Our more obsessive readers may recall that Deedee recently reported a similar garment dangling from the roof of a museum.
Is there now to be a proliferation of bras, scattered upon pavements and dripping from buildings, that pedestrians will have to swerve around, leap over or burrow under?
Deedee doesn’t know for sure. Though the Diary can but speculate that this heralds the return of that proud feminist statement of yesteryear, when women burned their bras as a rejection of patriarchal values.
Of course, the bras of today are merely being tossed away, not set aflame.
We conclude that this is because fuel prices are rocketing. Only a fickle feminist, with money to burn, would waste lighter fluid.
Money moans
ON the subject of finances… Ronnie Williams from North Berwick informed his wife that he paid £25 to fix a puncture, before sadly recalling when it was only a fiver.

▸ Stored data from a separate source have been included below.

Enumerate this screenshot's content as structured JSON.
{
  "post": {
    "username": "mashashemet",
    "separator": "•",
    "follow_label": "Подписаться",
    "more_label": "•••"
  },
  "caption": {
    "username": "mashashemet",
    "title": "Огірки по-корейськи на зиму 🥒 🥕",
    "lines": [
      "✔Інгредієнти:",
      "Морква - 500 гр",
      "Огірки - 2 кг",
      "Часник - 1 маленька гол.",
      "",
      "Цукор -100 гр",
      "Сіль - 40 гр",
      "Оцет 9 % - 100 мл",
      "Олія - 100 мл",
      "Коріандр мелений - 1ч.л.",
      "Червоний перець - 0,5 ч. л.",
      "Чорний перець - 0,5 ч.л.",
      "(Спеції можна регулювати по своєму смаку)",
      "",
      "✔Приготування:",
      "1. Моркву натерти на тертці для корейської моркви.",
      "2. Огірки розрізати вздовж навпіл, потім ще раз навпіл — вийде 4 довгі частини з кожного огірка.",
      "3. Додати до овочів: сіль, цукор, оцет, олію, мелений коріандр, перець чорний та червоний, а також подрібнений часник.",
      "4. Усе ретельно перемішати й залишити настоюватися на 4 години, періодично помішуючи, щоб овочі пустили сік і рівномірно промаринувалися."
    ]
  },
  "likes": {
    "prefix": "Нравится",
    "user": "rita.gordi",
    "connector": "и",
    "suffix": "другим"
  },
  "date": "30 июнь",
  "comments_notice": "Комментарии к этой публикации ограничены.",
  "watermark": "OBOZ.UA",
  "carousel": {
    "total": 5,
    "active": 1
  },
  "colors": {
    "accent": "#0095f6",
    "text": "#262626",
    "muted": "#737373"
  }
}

His wife unsympathetically replied: “It’s all down to inflation.”
Hitting out
LEGENDARY entertainer Andy Cameron tells us of the lady golfer at the prestigious Glasgow Golf Club in Killermont, Bearsden, who was disappointed to learn that Chip Beck was a well known American golfer, and not what the ladies of Killie did when their ball was hit through the green…
Size matters
THOUGHT for the day from reader Edward Payne, who says: “There is a certain size at which a cup becomes a bucket.”
Mind your language
WE continue extolling the virtues of the mighty comma. It may be a toaty wee hing, but it’s a giant in grammatical terms.
Russell Smith from Largs reminds us of two very different sentences: “What is this thing called love?” and “What is this thing called, love?”
The first sentence is something Romeo often whispered to Juliet. The second sentence is what Romeo whispered to Juliet after he spotted the pet gnu she kept chained in her boudoir…
Brought to book
WE mentioned our desire to obtain a copy of a certain Scottish novel, which reminds John Robertson of that other Scottish novel, ‘Running to the Outhouse’ by Willy Makeit, with illustrations by Betty Disney.
Family matters
“I’VE been thinking about adoption for quite a while,” says reader Len Jones. “Unfortunately I'm 63. And who wants to adopt a 63-year-old?”